When all three are given, b and z are authoritative and fp is recomputed.


CLI flags

Both index and reindex accept the same flags:

flag type meaning
--approx bool enable fingerprint evidence
--evidence-bits (b) u8 fingerprint bits per slot
-z u8 Findere z parameter
--fp f64 target FP rate per z-window
--block-size usize unitig block size for exact .idx; ignored in approx mode

--approx must be set explicitly; the other three flags are optional and resolved by the 2-of-3 rule. Omitting all three produces b=8, z=1.


reindex command

reindex converts an existing index between exact and approximate evidence in-place across all partitions and layers, running partitions in parallel via Rayon.
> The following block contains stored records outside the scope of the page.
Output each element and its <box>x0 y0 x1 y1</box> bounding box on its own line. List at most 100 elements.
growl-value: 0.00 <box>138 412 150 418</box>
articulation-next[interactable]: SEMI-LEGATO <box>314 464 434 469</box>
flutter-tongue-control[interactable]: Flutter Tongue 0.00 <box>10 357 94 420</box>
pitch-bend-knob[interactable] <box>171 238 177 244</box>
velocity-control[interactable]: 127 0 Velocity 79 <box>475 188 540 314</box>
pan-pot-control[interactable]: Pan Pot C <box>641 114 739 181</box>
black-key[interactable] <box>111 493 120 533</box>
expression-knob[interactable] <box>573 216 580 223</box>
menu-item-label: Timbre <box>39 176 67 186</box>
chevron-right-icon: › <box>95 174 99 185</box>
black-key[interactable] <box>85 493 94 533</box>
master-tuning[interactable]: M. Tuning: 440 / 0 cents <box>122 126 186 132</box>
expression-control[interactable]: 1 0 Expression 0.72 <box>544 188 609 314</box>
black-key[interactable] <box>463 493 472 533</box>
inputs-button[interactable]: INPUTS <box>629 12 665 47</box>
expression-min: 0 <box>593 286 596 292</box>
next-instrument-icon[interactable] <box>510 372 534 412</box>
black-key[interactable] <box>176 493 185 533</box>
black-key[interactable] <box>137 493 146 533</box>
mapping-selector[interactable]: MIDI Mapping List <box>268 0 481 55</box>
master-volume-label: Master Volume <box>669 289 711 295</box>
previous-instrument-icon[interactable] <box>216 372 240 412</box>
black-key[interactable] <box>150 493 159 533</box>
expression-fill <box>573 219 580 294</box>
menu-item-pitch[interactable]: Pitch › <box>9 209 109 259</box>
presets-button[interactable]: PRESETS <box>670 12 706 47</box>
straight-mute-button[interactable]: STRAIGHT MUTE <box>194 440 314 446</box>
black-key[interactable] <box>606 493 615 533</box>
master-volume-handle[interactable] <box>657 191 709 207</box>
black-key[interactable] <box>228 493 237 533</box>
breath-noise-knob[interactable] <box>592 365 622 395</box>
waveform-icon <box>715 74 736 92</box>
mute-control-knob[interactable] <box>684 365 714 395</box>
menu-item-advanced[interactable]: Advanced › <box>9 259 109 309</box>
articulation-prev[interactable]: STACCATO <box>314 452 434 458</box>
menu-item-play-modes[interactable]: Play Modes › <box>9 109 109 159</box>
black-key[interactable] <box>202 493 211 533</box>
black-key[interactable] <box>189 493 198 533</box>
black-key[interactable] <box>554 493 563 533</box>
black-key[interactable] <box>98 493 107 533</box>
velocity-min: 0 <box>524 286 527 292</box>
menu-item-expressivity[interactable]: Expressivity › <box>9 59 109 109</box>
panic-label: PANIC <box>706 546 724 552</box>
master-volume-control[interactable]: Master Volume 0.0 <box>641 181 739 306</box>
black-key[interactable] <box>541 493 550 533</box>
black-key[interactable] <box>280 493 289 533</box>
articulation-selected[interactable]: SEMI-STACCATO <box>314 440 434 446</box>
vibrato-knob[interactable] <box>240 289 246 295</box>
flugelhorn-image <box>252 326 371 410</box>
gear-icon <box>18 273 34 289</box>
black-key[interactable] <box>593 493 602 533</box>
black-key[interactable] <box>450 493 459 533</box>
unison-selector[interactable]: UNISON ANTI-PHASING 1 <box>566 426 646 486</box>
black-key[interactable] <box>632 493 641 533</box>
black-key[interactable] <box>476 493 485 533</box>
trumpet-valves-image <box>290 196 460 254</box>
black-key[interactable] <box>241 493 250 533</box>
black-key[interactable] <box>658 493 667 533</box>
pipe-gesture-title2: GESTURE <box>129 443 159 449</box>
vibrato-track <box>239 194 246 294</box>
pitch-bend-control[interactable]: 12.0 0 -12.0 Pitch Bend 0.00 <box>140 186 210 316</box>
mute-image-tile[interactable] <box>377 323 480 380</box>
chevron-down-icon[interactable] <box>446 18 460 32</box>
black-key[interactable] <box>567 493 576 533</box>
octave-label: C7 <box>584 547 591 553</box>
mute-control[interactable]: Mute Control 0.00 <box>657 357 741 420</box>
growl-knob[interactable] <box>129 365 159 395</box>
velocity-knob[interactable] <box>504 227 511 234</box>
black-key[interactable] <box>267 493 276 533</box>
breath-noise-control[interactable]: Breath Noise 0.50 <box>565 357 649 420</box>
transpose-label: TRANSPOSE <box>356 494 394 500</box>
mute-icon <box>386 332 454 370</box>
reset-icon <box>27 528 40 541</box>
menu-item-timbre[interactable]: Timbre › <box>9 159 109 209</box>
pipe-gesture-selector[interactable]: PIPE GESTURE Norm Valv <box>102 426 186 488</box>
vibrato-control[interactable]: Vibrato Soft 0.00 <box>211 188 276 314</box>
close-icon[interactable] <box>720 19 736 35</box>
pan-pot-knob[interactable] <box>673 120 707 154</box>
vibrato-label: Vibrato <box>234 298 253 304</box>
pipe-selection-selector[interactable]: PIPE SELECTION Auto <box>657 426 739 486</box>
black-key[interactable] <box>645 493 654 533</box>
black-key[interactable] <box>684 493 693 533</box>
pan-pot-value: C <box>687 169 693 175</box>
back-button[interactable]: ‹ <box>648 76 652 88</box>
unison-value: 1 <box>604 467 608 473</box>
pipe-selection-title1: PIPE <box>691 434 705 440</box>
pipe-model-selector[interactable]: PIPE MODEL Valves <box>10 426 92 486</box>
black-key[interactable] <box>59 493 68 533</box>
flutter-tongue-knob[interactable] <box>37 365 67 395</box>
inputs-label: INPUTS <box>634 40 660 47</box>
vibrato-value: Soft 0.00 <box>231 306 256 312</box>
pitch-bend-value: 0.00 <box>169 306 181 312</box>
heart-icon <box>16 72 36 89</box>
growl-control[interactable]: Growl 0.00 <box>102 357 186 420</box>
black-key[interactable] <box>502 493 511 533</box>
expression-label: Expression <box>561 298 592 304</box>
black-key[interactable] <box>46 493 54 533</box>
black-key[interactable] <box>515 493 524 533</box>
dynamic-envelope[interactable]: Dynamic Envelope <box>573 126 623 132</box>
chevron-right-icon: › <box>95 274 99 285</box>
Conversion to approximate (--approx):

  • Builds fingerprint.bin from unitigs.bin + mphf.bin.
  • Removes evidence.bin and unitigs.bin.idx.
  • Updates layer_meta.json with EvidenceKind::Approx { b, z }.

Conversion to exact (default, no --approx):

  • Builds evidence.bin + unitigs.bin.idx from unitigs.bin + mphf.bin.
  • Removes fingerprint.bin.
  • Updates layer_meta.json with EvidenceKind::Exact.

The root index.meta is updated with the new evidence kind on success. mphf.bin and unitigs.bin are never modified.


estimate command

estimate is a dry-run that resolves and prints (b, z, fp) without touching any index. It accepts the same --evidence-bits, -z, and --fp flags and additionally accepts -k to display the effective indexed k-mer length:

k (user):              31
k (indexed, s=k-z+1):  27
z:                     5
evidence bits (b):     8
FP per s-mer:          3.906e-3  (1/2^8)
FP per k-mer window:   9.537e-7  (1/2^(8·5))

Useful for choosing parameters before committing to an index build.